Nascido para Matar não é um filme
propriamente sobre Guerra, no caso específico, a Guerra do Vietnã. O roteiro de
Kubrick intensifica os conflitos internos dos personagens e como eles lidam com
as consequências da Guerra. O diretor explora uma atmosfera rígida e tensa na
base de treinamentos dos recrutas. Ali os soldados são submetidos a várias
situações que testam o físico e o psicológico.
Joker é o protagonista, porém o primeiro
ato é voltado para a transformação de Gomer Pyle, apelido dado pelo Sargento
Hartman, para o personagem de Vicent D'onofrio. Os conflitos internos que a princípio são explorados de forma cômica passam por uma transição de tensão até
o ápice do ato extremo de Gomer. A pressão psicológica feita pelo Sargento é
consequência de uma linha ditatorial. A primeira cena é um ritual de iniciação,
onde raspar a cabeça é uma perda significativa para os jovens, mas como
Kubrick explora adiante, não significa muito perante os horrores da Guerra em
si. A primeira Guerra que os personagens enfrentam é a vivenciada nos treinamentos.

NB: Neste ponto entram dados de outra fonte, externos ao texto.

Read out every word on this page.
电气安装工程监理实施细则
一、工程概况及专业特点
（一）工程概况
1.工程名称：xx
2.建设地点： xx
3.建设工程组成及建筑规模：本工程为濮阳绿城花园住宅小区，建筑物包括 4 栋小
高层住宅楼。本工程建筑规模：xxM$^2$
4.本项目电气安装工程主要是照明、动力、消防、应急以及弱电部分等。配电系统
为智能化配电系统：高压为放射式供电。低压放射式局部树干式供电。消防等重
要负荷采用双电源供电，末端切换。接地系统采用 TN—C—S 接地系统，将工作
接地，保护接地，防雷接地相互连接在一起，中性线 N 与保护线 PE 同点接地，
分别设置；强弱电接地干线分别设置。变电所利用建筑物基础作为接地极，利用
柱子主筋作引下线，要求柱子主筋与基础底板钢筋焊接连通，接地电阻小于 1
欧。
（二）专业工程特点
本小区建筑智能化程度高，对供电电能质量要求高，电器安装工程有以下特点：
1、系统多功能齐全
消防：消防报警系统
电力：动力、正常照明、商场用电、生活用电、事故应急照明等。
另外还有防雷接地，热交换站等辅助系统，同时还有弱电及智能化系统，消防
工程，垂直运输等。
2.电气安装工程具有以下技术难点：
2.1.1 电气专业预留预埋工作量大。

Lavar o banheiro, passar por vários momentos de esforço físico e a
transformação psicológica. Os conflitos internos de Gomer estão em evidência e
Joker o incentiva a passar pelas piores situações. O roteiro de
Kubrick intensifica a transformação dos personagens até chegar a instabilidade mental. Em vários
momentos Kubrick proporciona falas aos personagens com o intuito de levantar questionamentos sobre as motivações da Guerra. A contradição não está
somente nos diálogos, como também nos dizeres "born
to kill" e no boton com o símbolo de paz. O protagonista
como jornalista tenta retratar a realidade com ideais utópicos, mas logo é
repreendido pelos superiores. Kubrick explora também o tédio entre os personagens para
que a atmosfera seja transformada, posteriormente, na realidade crua repleta de violência. Além, da presença do narrador tão marcante nos roteiros do diretor. Outro
aspecto importante que Kubrick intensifica nos demais atos são os arcos dos coadjuvantes. A personalidade de cada um auxilia no envolvimento do
espectador. Se no primeiro ato o foco é a transformação de Gomer, no terceiro, o
ritual de passagem é emblemático para Joker quando o protagonista deixa o lado
emotivo, para dar lugar a máquina de matar. Na Guerra
tanto faz quem está do outro lado.
O espectador já está familiarizado com o
perfeccionismo de Kubrick. Em Nascido para Matar o diretor intensifica alguns
pontos marcantes da filmografia. É interessante analisar como Kubrick compõe a
mise-en-scène no filme. No primeiro ato a autoridade é centralizada, ou seja,
o Sargento Hartman sempre surge no centro da cena e em contra-plongé, porém a movimentação dos
atores preenche a cena como um todo. Sempre que Joker ensina Gomer, algo
acontece em segundo plano na cena transmitindo uma sensação de ritmo ao filme.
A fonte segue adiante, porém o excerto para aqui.